(… as we say in the north. Bairn = child, nowt = nothing. In the south, we say, if you don’t ask, you don’t get. Which has the obvious advantage of not requiring translation, but lacks a certain gutteral poetry.)
On Saturday, I wrote about what happened when I got the letter from the hospital about the appointment I’d missed. It tapped straight into my guilt-centre (wasting precious NHS resources) and my horror of being late, so I didn’t really question it.

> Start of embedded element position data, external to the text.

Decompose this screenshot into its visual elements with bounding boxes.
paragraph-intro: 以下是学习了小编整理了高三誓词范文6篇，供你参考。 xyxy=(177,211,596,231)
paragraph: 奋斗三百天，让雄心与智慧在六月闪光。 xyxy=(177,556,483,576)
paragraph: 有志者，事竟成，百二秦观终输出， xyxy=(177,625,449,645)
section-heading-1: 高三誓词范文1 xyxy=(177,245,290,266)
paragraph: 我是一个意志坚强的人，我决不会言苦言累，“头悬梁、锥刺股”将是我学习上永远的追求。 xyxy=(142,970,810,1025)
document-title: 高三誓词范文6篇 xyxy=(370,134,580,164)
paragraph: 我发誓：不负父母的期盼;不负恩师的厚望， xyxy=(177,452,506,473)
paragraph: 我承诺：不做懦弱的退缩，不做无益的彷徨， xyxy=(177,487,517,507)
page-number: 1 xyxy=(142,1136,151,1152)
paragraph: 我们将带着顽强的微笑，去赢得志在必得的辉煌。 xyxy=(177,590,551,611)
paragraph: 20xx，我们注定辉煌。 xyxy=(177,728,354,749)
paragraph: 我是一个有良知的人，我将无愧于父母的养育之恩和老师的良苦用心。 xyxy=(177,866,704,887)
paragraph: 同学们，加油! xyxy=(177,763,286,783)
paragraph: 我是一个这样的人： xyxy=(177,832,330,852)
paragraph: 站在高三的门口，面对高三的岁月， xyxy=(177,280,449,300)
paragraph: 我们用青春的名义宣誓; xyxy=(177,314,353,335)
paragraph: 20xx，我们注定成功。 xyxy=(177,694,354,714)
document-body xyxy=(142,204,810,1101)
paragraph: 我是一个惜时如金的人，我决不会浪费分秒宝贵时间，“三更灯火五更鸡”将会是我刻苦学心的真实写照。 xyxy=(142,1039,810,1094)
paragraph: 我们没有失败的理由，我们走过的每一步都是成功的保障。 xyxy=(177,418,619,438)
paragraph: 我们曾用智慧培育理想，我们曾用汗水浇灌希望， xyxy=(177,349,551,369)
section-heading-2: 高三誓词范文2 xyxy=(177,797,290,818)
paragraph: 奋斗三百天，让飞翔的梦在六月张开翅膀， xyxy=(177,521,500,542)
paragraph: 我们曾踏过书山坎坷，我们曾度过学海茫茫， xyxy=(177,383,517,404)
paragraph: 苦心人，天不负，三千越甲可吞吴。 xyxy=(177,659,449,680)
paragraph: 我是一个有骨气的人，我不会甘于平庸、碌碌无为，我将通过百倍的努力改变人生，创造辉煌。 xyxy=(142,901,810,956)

Until I read this comment on Facebook from my friend Becky, who is a GP, medical consultant on my novel, and all-round lovely person:
I hear this ALL the time from patients. It drives me crazy. I don’t believe so many letters are “lost in the post”, I think its hospital admin error. Don’t accept a 4 month wait Stephanie, phone on Monday, speak to the consultants secretary and say you are not happy and want to be seen sooner. If she does not help, see your GP and get them to write or phone. They always magic an appointment from somewhere if you put on even a little bit of pressure (although it makes me mad that you have to) x
Which was soon echoed by the comments on the blog post. (Thank you, Rachel, Debby and Gaynor.)
So, I wrote this email, to someone at the hospital who I hoped would be able to help me. (I’ve taken names out.)
Hello. I hope you can help me.
On 7 March I came in for a routine mammogram – I was diagnosed with breast cancer in late 2008 at St George’s Hospital in Tooting, was treated there, and am now in the ‘watchful waiting’ stage – and assumed it was in advance of my appointment with Mr *, on 19th March. I was then surprised to receive a letter stating I had missed an appointment on 6 March with Mr * and a further appointment has been made for me on 24th July. Puzzled, I called the appointment line and was told that the appointment from 189th March had been moved to 6 March – something I didn’t get notification of.
Although I know that, in theory, if anything untoward appears on the mammogram results, someone will get in touch with me, I’m not very happy to have to ‘wait and see’ with the only end date in sight in July. Also, one letter to me – the change in appointment – has already gone astray, and I would hate for another, more important, one, to do the same.
Is there another way for me to get the results of the mammogram, or confirmation that there’s no sign of a cancer appearing, before the end of July? I am quite happy to discuss results over the telephone, or to come in to clinic.
I’m sure you appreciate that this is a sensitive issue and I’d appreciate your advice on the best way to proceed.
Within an hour, I had this reply:
You will get a letter after your mammograms have been read by the radiologists – either saying all is ok or you will be given a much earlier outpatient appt to come back to. We don’t wait for out patient appointments to tell people their mammogram results – so I hope that reassures you. I have checked on the system and the results are not yet available – I would expect you to know your result within 3 weeks of the mammogram being done.
Please let me know if I can be of any further help!
Which prompted this from me:
Thank you so much for this – it’s just what I needed to know.
You know where to come if you have any problems!
So, within 3 weeks I will have the results of my mammogram. Which, it turns out, would always have happened – but now I know what the process will be. And when I am standing in my hallway with the letter in my hand, I’ll know that there’s no reason why it shouldn’t be good news, instead of thinking, well, here’s a letter from the hospital, ahead of my July appointment, and feeling the doom-clouds congregate in my heart. This is no small thing, my friends.
Today’s lesson, then, for you to learn along with me (although if many of you hadn’t already known it, I wouldn’t have learned it in my turn): don’t just accept something that doesn’t feel right. Ask. You don’t have to be horrible or difficult or angry about it. Asking doesn’t make you a bad patient or a time waster. You’re allowed to seek clarification. And once you have, you might sleep a bit more easily.